Carnet de bord : Le théâtre, plus qu’une simple matière,
un véritable plaisir
Mon premier contact avec le théâtre se fit quand j’étais au
CE2 (je devais avoir 9 ans). Notre professeur de l’époque nous avait donné un
livre contenant quatre petites pièces destinées à être lues par un jeune public
(dont je ne me rappelle malheureusement pas les noms), et dans notre cas, à
être joué. C’était vraiment une expérience mémorable pour nous tous, nous avons
pu découvrir les difficultés d’apprendre nos textes, de les jouer en petit
groupe puis devant un public (certaines personnes devaient apprendre à vaincre
leur trac), pourtant derrière ces contraintes apparentes, quelles joies nous
avons eues de nous retrouver tous ensemble, de nous sentir intégrés à une
troupe et quelle satisfaction ce fut lorsque nous parvenions enfin à maitriser
nos rôles ! La représentation finale fut vécue d’abord avec appréhension, puis avec un grand
soulagement ainsi qu’une immense fierté. Imaginez vous : toutes nos
familles étaient là pour nous admirer, nous écouter, ce fut vraiment un moment
inoubliable.
Malheureusement je me suis un peu éloigné du théâtre depuis,
en seconde, je n’ai pas eu la curiosité de tenter l’enseignement d’exploration,
probablement par timidité due à l’âge.

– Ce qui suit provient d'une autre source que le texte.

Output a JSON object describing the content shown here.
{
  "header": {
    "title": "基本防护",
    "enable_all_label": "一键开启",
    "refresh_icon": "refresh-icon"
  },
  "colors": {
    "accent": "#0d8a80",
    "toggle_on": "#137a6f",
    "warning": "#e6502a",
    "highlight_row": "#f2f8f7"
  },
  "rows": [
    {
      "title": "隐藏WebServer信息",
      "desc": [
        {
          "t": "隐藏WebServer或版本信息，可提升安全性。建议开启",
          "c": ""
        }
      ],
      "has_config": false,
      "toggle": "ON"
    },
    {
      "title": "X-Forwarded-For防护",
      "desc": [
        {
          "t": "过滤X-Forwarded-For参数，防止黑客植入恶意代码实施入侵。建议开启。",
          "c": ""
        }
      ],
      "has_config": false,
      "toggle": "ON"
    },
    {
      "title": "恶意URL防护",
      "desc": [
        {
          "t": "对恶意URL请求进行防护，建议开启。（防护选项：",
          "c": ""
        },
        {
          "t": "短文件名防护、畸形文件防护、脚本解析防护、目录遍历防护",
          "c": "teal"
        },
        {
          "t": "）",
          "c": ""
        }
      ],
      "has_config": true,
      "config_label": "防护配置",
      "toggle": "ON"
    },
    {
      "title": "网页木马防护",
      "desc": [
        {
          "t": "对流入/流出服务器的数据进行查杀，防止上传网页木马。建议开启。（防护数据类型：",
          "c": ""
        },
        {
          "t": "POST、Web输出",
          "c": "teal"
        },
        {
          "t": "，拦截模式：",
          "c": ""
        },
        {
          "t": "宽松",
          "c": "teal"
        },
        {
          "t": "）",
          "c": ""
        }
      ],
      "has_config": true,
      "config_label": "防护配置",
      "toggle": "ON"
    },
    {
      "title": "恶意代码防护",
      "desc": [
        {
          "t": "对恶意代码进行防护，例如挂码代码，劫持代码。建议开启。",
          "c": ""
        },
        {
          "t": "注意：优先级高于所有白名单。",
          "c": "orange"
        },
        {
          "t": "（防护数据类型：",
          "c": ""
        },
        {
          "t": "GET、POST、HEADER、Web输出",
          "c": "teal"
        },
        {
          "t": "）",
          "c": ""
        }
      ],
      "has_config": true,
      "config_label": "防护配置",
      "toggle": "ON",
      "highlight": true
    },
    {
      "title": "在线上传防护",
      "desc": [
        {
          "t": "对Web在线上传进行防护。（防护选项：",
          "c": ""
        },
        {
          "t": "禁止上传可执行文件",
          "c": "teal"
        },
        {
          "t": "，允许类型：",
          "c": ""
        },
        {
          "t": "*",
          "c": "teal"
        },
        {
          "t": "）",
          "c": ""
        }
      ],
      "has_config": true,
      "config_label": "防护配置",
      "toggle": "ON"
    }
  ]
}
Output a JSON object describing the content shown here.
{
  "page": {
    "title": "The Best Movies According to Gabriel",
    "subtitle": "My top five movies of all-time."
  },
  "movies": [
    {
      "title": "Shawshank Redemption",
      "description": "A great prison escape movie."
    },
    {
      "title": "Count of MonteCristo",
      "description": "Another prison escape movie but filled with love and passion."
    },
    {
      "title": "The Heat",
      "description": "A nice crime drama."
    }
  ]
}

Toujours est il que c’est durant cette
période que je me suis (re)découvert un goût et des facilités pour parler en
public. Plusieurs personnes me faisaient la remarque : « tu devrais
faire du théâtre », et, même si l’image qu’ils avaient de cet art était
caricaturale, j’ai décidé de les écouter et de m’inscrire à l’option
facultative durant mon année de première. Là j’ai eu la chance de tomber sur un
groupe très hétéroclite où j’ai pu doucement me trouver ma place. Certaines
personnes faisaient plus de 10 heures de théâtre par semaines, d’autres en
faisaient depuis des années tandis que certains se retrouvaient presque dans la
même situation que moi et n’avaient commencé qu’une année auparavant. Le thème
de l’année était le théâtre politique chez Bertolt Brecht, et pour sa dernière
année, monsieur Ficher (l’enseignant de l’année passée) voulait finir sur
quelque chose de grand : L’opéra de quatre sous ! Très vite nous
avons commencé à répéter les scènes et à les visionner, ce qui a fait que la
cohésion de groupe a été très forte très vite. Auprès de mes ainés, j’ai pu
progresser rapidement et découvrir ce qu’était réellement le théâtre. J’ai appris que le théâtre ce n’est pas
seulement connaître un texte et l’interpréter devant un public mais bien plus
que cela : cela nécessite d’entrer dans son personnage, que ce soit dans
ses répliques, ses intonations ou ses geste, il faut lui donner une forme, le
vivre et le faire vivre et ressentir au public, il doit y croire (malgré le
phénomène de distanciation mis en avant par Brecht) pour que le message soit
compris. Arrivés au jour J, l’accueil du public fut triomphal, et je
redécouvris ce plaisir d’être une partie d’un tout harmonieux et d’être
apprécié des foules (c’est assez égocentrique, je sais). C’est ainsi que je
m’engageai pour une deuxième année de théâtre.
Cette année de
terminale fut différente, tout en restant dans le théâtre politique, nous avons
étudié une manière tout à fait différente d’aborder ce dernier : fini le
donjuanesque gangster de Soho menant une vie s’opposant à la bourgeoisie
londonienne, désormais c’est au travers de moralités (ou mystères) du Moyen Age
réécrites par le dramaturge et prix Nobel de littérature italien Dario Fo ainsi
que de la figure du jongleur que nous avons découvert un théâtre populaire, où
acteur et scène ne forment qu’un, et qui tourne en dérisions les sujets de
sociétés pour pousser à la prise de conscience de cette condition tout en y
insufflant une part de « supportable » par l’emploi du burlesque.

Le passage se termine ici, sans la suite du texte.